Keras 点评文本情感分析

2020-06-19 | 阅读：次

一、准备工作

1、数据导入

import pandas as pd
data = pd.read_csv('/Users/liming/Downloads/review.csv')
print(data.shape)
data.head()

(100000, 3)

	reviewid	reviewbody	star
0	661913194	宝燕乐园的滑滑梯很出名啊，波浪行的，陡峭型的，管道式的，小朋友一个滑滑梯滑过来，乐此不疲。园...	50
1	661913413	挺不错的潮汕味道，老家的味道	50
2	661913671	心心念念几个月，今天终于成行啦，四个人早早开车前往田林路，最近在修路所以车只能停在地下室，（...	50
3	661914092	干净卫生，老板服务热情，很温馨的汗蒸房??	50
4	661916265	慕名而去的，88元12个的大生蚝吃完感觉特别值，出菜员还告诉我们给我们多加了两个。感觉在广东...	45

2、情感划分

我们的目的是分析文本的情感：积极或消极。因此，这里设置阈值为30：star 小于30的为消极（0）、大于等于30的为积极（1）。

# 定义函数：根据用户评的星级来估计sentiment（情感）
def make_label(star):
    if star >=30:
        return 1
    else:
        return 0
# 运用 apply 方法得到新列
data["sentiment"] = data.star.apply(make_label)
data.head()

	reviewid	reviewbody	star	sentiment
0	661913194	宝燕乐园的滑滑梯很出名啊，波浪行的，陡峭型的，管道式的，小朋友一个滑滑梯滑过来，乐此不疲。园...	50	1
1	661913413	挺不错的潮汕味道，老家的味道	50	1
2	661913671	心心念念几个月，今天终于成行啦，四个人早早开车前往田林路，最近在修路所以车只能停在地下室，（...	50	1
3	661914092	干净卫生，老板服务热情，很温馨的汗蒸房??	50	1
4	661916265	慕名而去的，88元12个的大生蚝吃完感觉特别值，出菜员还告诉我们给我们多加了两个。
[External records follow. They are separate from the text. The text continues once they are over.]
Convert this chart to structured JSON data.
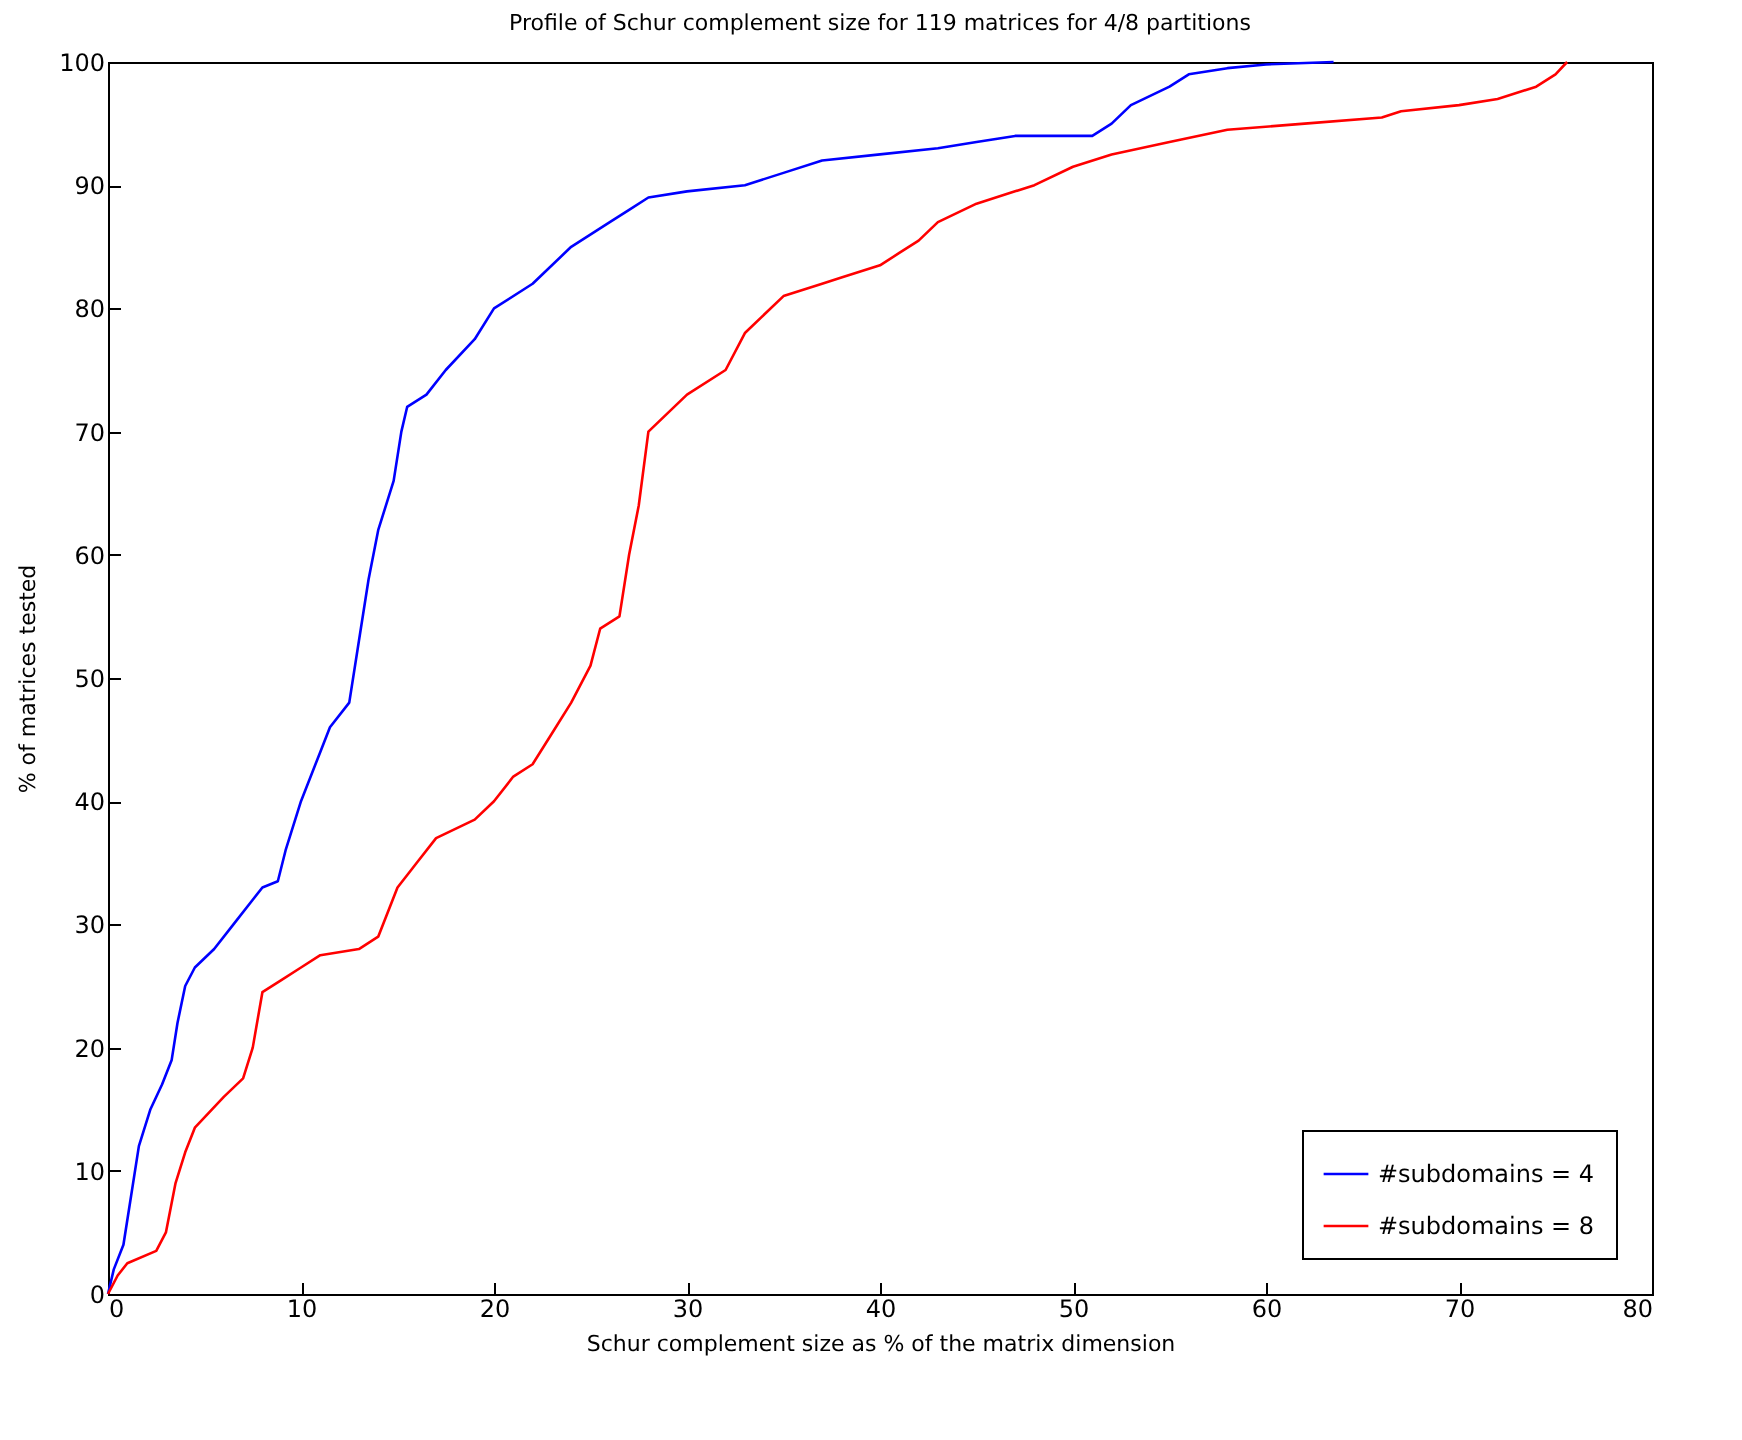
{
  "chart_data": {
    "type": "line",
    "title": "Profile of Schur complement size for 119 matrices for 4/8 partitions",
    "xlabel": "Schur complement size as % of the matrix dimension",
    "ylabel": "% of matrices tested",
    "xlim": [
      0,
      80
    ],
    "xticks": [
      0,
      10,
      20,
      30,
      40,
      50,
      60,
      70,
      80
    ],
    "ylim": [
      0,
      100
    ],
    "yticks": [
      0,
      10,
      20,
      30,
      40,
      50,
      60,
      70,
      80,
      90,
      100
    ],
    "grid": false,
    "legend": "bottom right",
    "marker": "none",
    "line_style": "solid",
    "series": [
      {
        "name": "#subdomains = 4",
        "color": "#0000ff",
        "x": [
          0,
          0.3,
          0.8,
          1.2,
          1.6,
          2.2,
          2.8,
          3.3,
          3.6,
          4,
          4.5,
          5.5,
          6.5,
          7.5,
          8,
          8.8,
          9.2,
          10,
          11,
          11.5,
          12.5,
          13,
          13.5,
          14,
          14.8,
          15.2,
          15.5,
          16.5,
          17.5,
          19,
          20,
          22,
          24,
          26,
          27,
          28,
          30,
          33,
          35,
          37,
          40,
          43,
          45,
          47,
          51,
          52,
          53,
          55,
          56,
          58,
          60,
          63.5
        ],
        "values": [
          0,
          2,
          4,
          8,
          12,
          15,
          17,
          19,
          22,
          25,
          26.5,
          28,
          30,
          32,
          33,
          33.5,
          36,
          40,
          44,
          46,
          48,
          53,
          58,
          62,
          66,
          70,
          72,
          73,
          75,
          77.5,
          80,
          82,
          85,
          87,
          88,
          89,
          89.5,
          90,
          91,
          92,
          92.5,
          93,
          93.5,
          94,
          94,
          95,
          96.5,
          98,
          99,
          99.5,
          99.8,
          100
        ]
      },
      {
        "name": "#subdomains = 8",
        "color": "#ff0000",
        "x": [
          0,
          0.5,
          1,
          2.5,
          3,
          3.5,
          4,
          4.5,
          6,
          7,
          7.5,
          8,
          9,
          10,
          11,
          13,
          14,
          15,
          16,
          17,
          19,
          20,
          21,
          22,
          23,
          24,
          25,
          25.5,
          26.5,
          27,
          27.5,
          28,
          29,
          30,
          32,
          33,
          35,
          37,
          38,
          40,
          41,
          42,
          43,
          45,
          47,
          48,
          50,
          52,
          55,
          58,
          62,
          66,
          67,
          70,
          72,
          74,
          75,
          75.6
        ],
        "values": [
          0,
          1.5,
          2.5,
          3.5,
          5,
          9,
          11.5,
          13.5,
          16,
          17.5,
          20,
          24.5,
          25.5,
          26.5,
          27.5,
          28,
          29,
          33,
          35,
          37,
          38.5,
          40,
          42,
          43,
          45.5,
          48,
          51,
          54,
          55,
          60,
          64,
          70,
          71.5,
          73,
          75,
          78,
          81,
          82,
          82.5,
          83.5,
          84.5,
          85.5,
          87,
          88.5,
          89.5,
          90,
          91.5,
          92.5,
          93.5,
          94.5,
          95,
          95.5,
          96,
          96.5,
          97,
          98,
          99,
          100
        ]
      }
    ]
  }
}
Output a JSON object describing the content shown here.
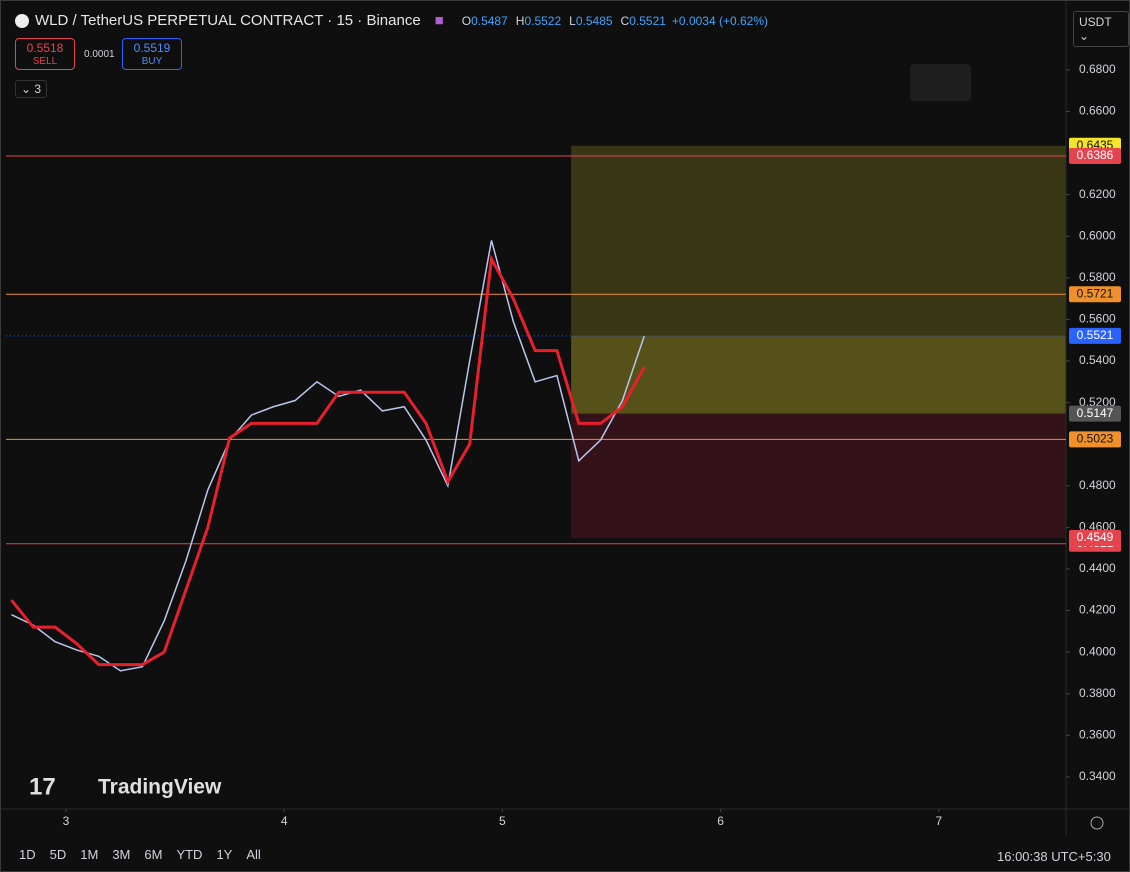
{
  "header": {
    "title": "WLD / TetherUS PERPETUAL CONTRACT · 15 · Binance",
    "ohlc": [
      {
        "key": "O",
        "value": "0.5487"
      },
      {
        "key": "H",
        "value": "0.5522"
      },
      {
        "key": "L",
        "value": "0.5485"
      },
      {
        "key": "C",
        "value": "0.5521"
      }
    ],
    "change": "+0.0034 (+0.62%)",
    "sell_price": "0.5518",
    "sell_label": "SELL",
    "spread": "0.0001",
    "buy_price": "0.5519",
    "buy_label": "BUY",
    "indicator_count": "3",
    "currency": "USDT"
  },
  "chart_data": {
    "type": "line",
    "watermark": "TradingView",
    "x": [
      2.75,
      2.85,
      2.95,
      3.05,
      3.15,
      3.25,
      3.35,
      3.45,
      3.55,
      3.65,
      3.75,
      3.85,
      3.95,
      4.05,
      4.15,
      4.25,
      4.35,
      4.45,
      4.55,
      4.65,
      4.75,
      4.85,
      4.95,
      5.05,
      5.15,
      5.25,
      5.35,
      5.45,
      5.55,
      5.65
    ],
    "series": [
      {
        "color": "#b9c6ee",
        "values": [
          0.418,
          0.413,
          0.405,
          0.401,
          0.398,
          0.391,
          0.393,
          0.415,
          0.444,
          0.478,
          0.502,
          0.514,
          0.518,
          0.521,
          0.53,
          0.523,
          0.526,
          0.516,
          0.518,
          0.502,
          0.48,
          0.54,
          0.598,
          0.559,
          0.53,
          0.533,
          0.492,
          0.502,
          0.521,
          0.552
        ]
      },
      {
        "color": "#e8202e",
        "values": [
          0.425,
          0.412,
          0.412,
          0.404,
          0.394,
          0.394,
          0.394,
          0.4,
          0.43,
          0.46,
          0.503,
          0.51,
          0.51,
          0.51,
          0.51,
          0.525,
          0.525,
          0.525,
          0.525,
          0.51,
          0.482,
          0.5,
          0.589,
          0.57,
          0.545,
          0.545,
          0.51,
          0.51,
          0.518,
          0.537
        ]
      }
    ],
    "xlim": [
      2.725,
      7.583
    ],
    "xticks": [
      3,
      4,
      5,
      6,
      7
    ],
    "ylim": [
      0.326,
      0.6963
    ],
    "yticks": [
      {
        "value": 0.68,
        "label": "0.6800"
      },
      {
        "value": 0.66,
        "label": "0.6600"
      },
      {
        "value": 0.62,
        "label": "0.6200"
      },
      {
        "value": 0.6,
        "label": "0.6000"
      },
      {
        "value": 0.58,
        "label": "0.5800"
      },
      {
        "value": 0.56,
        "label": "0.5600"
      },
      {
        "value": 0.54,
        "label": "0.5400"
      },
      {
        "value": 0.52,
        "label": "0.5200"
      },
      {
        "value": 0.48,
        "label": "0.4800"
      },
      {
        "value": 0.46,
        "label": "0.4600"
      },
      {
        "value": 0.44,
        "label": "0.4400"
      },
      {
        "value": 0.42,
        "label": "0.4200"
      },
      {
        "value": 0.4,
        "label": "0.4000"
      },
      {
        "value": 0.38,
        "label": "0.3800"
      },
      {
        "value": 0.36,
        "label": "0.3600"
      },
      {
        "value": 0.34,
        "label": "0.3400"
      }
    ],
    "hlines": [
      {
        "value": 0.6386,
        "color": "#e5444e"
      },
      {
        "value": 0.5721,
        "color": "#f0902a"
      },
      {
        "value": 0.5023,
        "color": "#f0902a"
      },
      {
        "value": 0.4521,
        "color": "#e5444e"
      }
    ],
    "last_price": {
      "value": 0.5521,
      "color": "#2962ff"
    },
    "position": {
      "x_start": 5.315,
      "target": 0.6435,
      "entry": 0.5147,
      "stop": 0.4549
    }
  },
  "footer": {
    "ranges": [
      "1D",
      "5D",
      "1M",
      "3M",
      "6M",
      "YTD",
      "1Y",
      "All"
    ],
    "clock": "16:00:38 UTC+5:30"
  }
}
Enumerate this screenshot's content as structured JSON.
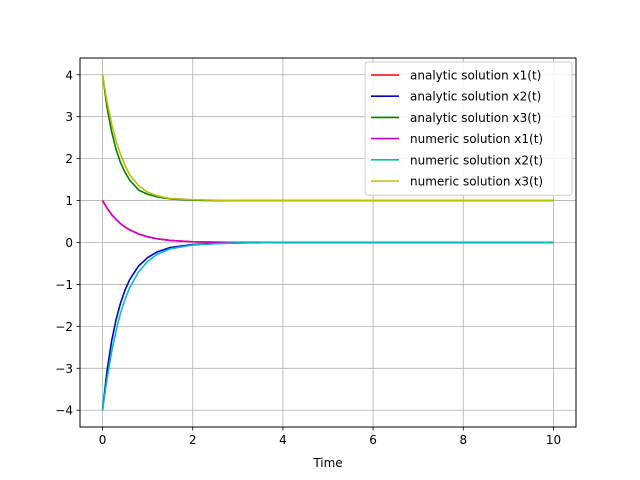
{
  "chart_data": {
    "type": "line",
    "title": "",
    "xlabel": "Time",
    "ylabel": "",
    "xlim": [
      -0.5,
      10.5
    ],
    "ylim": [
      -4.4,
      4.4
    ],
    "xticks": [
      "0",
      "2",
      "4",
      "6",
      "8",
      "10"
    ],
    "yticks": [
      "4",
      "3",
      "2",
      "1",
      "0",
      "−1",
      "−2",
      "−3",
      "−4"
    ],
    "grid": true,
    "legend_position": "top-right",
    "x": [
      0,
      0.1,
      0.2,
      0.3,
      0.4,
      0.5,
      0.6,
      0.8,
      1.0,
      1.2,
      1.5,
      2.0,
      2.5,
      3,
      4,
      5,
      6,
      7,
      8,
      9,
      10
    ],
    "series": [
      {
        "name": "analytic solution x1(t)",
        "color": "#ff0000",
        "values": [
          1.0,
          0.819,
          0.67,
          0.549,
          0.449,
          0.368,
          0.301,
          0.202,
          0.135,
          0.091,
          0.05,
          0.018,
          0.007,
          0.002,
          0.0,
          0.0,
          0.0,
          0.0,
          0.0,
          0.0,
          0.0
        ]
      },
      {
        "name": "analytic solution x2(t)",
        "color": "#0000cc",
        "values": [
          -4.0,
          -3.06,
          -2.36,
          -1.84,
          -1.44,
          -1.13,
          -0.89,
          -0.56,
          -0.36,
          -0.23,
          -0.12,
          -0.05,
          -0.02,
          -0.01,
          0.0,
          0.0,
          0.0,
          0.0,
          0.0,
          0.0,
          0.0
        ]
      },
      {
        "name": "analytic solution x3(t)",
        "color": "#008000",
        "values": [
          4.0,
          3.22,
          2.65,
          2.22,
          1.9,
          1.67,
          1.49,
          1.25,
          1.15,
          1.09,
          1.04,
          1.01,
          1.0,
          1.0,
          1.0,
          1.0,
          1.0,
          1.0,
          1.0,
          1.0,
          1.0
        ]
      },
      {
        "name": "numeric solution x1(t)",
        "color": "#cc00cc",
        "values": [
          1.0,
          0.82,
          0.671,
          0.55,
          0.45,
          0.369,
          0.302,
          0.203,
          0.136,
          0.091,
          0.05,
          0.018,
          0.007,
          0.002,
          0.0,
          0.0,
          0.0,
          0.0,
          0.0,
          0.0,
          0.0
        ]
      },
      {
        "name": "numeric solution x2(t)",
        "color": "#00bfbf",
        "values": [
          -4.0,
          -3.25,
          -2.62,
          -2.1,
          -1.68,
          -1.35,
          -1.08,
          -0.7,
          -0.45,
          -0.29,
          -0.15,
          -0.06,
          -0.03,
          -0.01,
          0.0,
          0.0,
          0.0,
          0.0,
          0.0,
          0.0,
          0.0
        ]
      },
      {
        "name": "numeric solution x3(t)",
        "color": "#bfbf00",
        "values": [
          4.0,
          3.36,
          2.84,
          2.42,
          2.1,
          1.84,
          1.62,
          1.36,
          1.2,
          1.12,
          1.05,
          1.02,
          1.01,
          1.0,
          1.0,
          1.0,
          1.0,
          1.0,
          1.0,
          1.0,
          1.0
        ]
      }
    ]
  }
}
感觉在广东...	45	1

sentences = data["reviewbody"].astype(str)
labels = data["sentiment"]

3、分词并转化为词向量

import jieba
from gensim.models.word2vec import Word2Vec
def train_word2vec(sentences,save_path):
    sentences_seg = []
    sen_str = "\n".join(sentences)
    res = jieba.lcut(sen_str)
    seg_str = " ".join(res)
    sen_list = seg_str.split("\n")
    for i in sen_list:
        sentences_seg.append(i.split())
    print("开始训练词向量") 
#     logging.basicConfig(format='%(asctime)s : %(levelname)s : %(message)s', level=logging.INFO)
    model = Word2Vec(sentences_seg,
                size=100,  # 词向量维度
                min_count=5,  # 词频阈值
                window=5)  # 窗口大小    
    model.save(save_path)
    return model

model =  train_word2vec(sentences,'/Users/liming/Downloads/word2vec.model')    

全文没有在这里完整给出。